Uttarakhand disaster: 900 still to be evacuated from Badrinath, grim task of pulling out the dead

Written By DNA Web Team | Updated: Jun 30, 2013, 09:02 PM IST

Nearly 1,489 pilgrims were today taken to safety from Badrinath--874 by air and 615 by road--today, an Uttarakhand government official said, adding only 300 pilgrims and 600 locals remained in the holy town with adequate food and medical care.

Fifteen days after the Uttarakhand disaster, 900 stranded pilgrims and locals in Badrinath were today left to be evacuated and 3,000 people remained missing, as authorities grappled with the grim task of extricating dead bodies from under heaps of debris and disposing them.

Nearly 1,489 pilgrims were today taken to safety from Badrinath--874 by air and 615 by road--today, an Uttarakhand government official said, adding only 300 pilgrims and 600 locals remained in the holy town with adequate food and medical care.

Chief Minister Vijay Bahuguna said a 200-member team consisting of officials of various departments, including police, health, animal husbandry experts and sanitation, is being sent along with equipment provided by the NDRF to both Kedarnath and Rambada to extricate the bodies from the debris and expedite the process of their disposal.

However, Rains played spoilsport in the National Disaster Response Force's (NDRF) plans to reach Kedarnath town and extricate the dead buried in the rubble and mud after the flash floods and landslides that ravaged the town.

"NDRF team had planned to go to Kedarnath town with heavy equipments to extricate the bodies, but the heavy lift helicopters could not take off with the equipments due to bad weather," M Sashidhar Reddy, Vice Chairman of National Disaster Management Authority (NDMA) told reporters in Delhi.

"Clearing tonnes of debris lying in the affected areas and extricating decaying bodies which may be lying under them is our top most priority at the moment," said DGP Satyavrat Bansal after a review meeting of top officials.

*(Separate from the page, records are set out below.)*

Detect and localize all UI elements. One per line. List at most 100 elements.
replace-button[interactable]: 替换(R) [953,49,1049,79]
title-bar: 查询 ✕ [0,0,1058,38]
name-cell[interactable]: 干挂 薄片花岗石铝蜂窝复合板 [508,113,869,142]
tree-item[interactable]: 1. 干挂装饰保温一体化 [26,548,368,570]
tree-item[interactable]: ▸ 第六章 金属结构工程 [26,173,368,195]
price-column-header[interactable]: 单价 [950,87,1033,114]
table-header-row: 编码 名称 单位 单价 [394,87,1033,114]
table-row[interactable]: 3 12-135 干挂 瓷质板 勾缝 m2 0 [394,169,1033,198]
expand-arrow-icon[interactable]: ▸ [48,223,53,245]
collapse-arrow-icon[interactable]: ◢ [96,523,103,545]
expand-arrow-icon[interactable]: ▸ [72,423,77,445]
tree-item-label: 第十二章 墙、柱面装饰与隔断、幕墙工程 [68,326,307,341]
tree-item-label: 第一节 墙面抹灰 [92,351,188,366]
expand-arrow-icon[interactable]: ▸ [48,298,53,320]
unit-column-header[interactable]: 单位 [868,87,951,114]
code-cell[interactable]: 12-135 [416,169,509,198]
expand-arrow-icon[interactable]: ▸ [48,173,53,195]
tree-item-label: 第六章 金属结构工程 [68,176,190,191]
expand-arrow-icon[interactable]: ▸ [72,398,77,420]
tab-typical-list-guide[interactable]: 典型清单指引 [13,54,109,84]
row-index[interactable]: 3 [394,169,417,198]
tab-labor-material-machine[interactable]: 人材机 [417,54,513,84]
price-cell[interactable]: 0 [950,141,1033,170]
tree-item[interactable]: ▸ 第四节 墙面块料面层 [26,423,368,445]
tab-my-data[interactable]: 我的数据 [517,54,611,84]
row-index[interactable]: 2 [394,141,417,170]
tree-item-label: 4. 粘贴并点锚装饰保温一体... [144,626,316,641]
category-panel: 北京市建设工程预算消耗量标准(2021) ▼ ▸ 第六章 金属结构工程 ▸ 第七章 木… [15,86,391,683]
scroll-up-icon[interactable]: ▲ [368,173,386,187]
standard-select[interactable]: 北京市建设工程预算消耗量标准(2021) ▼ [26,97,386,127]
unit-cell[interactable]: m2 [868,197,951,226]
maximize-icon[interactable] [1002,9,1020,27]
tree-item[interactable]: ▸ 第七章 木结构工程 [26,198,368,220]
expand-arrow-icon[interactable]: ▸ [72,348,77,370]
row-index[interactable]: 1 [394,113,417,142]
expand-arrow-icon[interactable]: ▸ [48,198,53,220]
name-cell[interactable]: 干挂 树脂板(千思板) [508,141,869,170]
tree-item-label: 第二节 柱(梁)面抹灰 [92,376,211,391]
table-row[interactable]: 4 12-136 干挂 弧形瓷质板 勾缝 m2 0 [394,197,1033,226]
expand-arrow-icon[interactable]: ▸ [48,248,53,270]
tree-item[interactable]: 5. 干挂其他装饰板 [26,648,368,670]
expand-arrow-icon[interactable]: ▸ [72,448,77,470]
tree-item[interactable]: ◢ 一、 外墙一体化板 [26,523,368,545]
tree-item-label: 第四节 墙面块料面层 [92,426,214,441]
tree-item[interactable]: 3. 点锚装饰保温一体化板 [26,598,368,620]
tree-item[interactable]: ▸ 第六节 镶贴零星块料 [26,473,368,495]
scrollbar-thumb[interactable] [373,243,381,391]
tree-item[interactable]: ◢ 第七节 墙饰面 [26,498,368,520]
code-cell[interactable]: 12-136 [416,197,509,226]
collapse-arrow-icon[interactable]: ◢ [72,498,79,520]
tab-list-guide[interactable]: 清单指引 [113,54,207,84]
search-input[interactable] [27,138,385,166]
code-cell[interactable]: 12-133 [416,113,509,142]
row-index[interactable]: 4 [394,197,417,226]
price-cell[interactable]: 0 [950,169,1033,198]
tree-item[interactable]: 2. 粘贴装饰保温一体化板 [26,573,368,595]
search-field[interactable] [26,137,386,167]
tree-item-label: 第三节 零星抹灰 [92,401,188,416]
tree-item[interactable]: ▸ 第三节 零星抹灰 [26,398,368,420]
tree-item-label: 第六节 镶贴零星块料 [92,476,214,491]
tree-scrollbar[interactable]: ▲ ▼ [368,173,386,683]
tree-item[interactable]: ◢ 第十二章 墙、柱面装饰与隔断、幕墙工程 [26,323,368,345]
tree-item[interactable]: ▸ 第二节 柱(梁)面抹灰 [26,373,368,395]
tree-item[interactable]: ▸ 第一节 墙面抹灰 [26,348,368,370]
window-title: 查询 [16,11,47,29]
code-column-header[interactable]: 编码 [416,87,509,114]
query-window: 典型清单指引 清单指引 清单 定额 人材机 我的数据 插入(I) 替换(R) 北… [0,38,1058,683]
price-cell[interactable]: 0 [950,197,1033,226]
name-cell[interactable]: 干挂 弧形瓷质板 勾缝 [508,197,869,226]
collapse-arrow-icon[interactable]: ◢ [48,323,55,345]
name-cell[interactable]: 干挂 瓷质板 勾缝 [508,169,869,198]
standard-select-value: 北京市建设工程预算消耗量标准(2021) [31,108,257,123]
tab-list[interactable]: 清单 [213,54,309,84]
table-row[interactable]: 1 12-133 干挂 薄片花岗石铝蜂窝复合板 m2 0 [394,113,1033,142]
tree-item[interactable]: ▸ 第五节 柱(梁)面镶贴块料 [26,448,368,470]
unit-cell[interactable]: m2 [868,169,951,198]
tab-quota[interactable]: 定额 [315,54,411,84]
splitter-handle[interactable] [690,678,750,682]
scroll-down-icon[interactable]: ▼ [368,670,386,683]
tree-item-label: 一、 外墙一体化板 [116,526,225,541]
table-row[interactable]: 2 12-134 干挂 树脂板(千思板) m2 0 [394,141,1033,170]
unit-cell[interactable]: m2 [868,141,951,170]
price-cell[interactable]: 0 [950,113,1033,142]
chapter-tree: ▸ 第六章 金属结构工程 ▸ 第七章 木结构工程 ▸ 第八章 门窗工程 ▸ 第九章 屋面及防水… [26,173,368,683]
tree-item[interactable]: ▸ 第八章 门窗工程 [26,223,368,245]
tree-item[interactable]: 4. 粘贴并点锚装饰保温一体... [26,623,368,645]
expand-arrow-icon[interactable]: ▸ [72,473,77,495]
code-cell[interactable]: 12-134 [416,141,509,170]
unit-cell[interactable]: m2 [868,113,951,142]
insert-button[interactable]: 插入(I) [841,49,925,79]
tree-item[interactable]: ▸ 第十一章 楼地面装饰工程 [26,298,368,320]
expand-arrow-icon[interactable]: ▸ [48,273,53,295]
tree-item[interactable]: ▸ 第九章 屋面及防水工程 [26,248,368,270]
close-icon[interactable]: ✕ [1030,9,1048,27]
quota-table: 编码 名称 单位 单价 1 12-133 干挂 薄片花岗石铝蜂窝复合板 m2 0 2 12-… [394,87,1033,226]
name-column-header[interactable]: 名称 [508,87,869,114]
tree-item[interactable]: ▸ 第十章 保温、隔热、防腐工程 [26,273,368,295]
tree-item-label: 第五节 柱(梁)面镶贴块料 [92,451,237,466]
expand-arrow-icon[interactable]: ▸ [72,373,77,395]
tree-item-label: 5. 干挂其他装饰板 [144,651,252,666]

"34 bodies have already been cremated in Kedarnath shrine area and 55 to 60 more which are visible on the ground are yet to be cremated and the process will be taken up on a war footing by a rescue team considering the threat of an epidemic outbreak 15 days after the calamity," he said.

The process of disposal of bodies in Kedarnath Valley is is slow due to frequently changing weather, DIG Sanjay Gunjyal told PTI.

Bahuguna said as per information the state government has received, 3,000 people are still missing.

As the rescue mission neared its end, there was still no clarity over the number of people killed with casualty figures ranging from hundreds to thousands. Close to 1.1 lakh people have been rescued so far, Reddy said.

While the Chief Minister has stated the death toll may cross the 1,000 mark, the state Assembly Speaker Govind Singh Kunjwal created a flutter yesterday when he said the figure may be more than 10,000.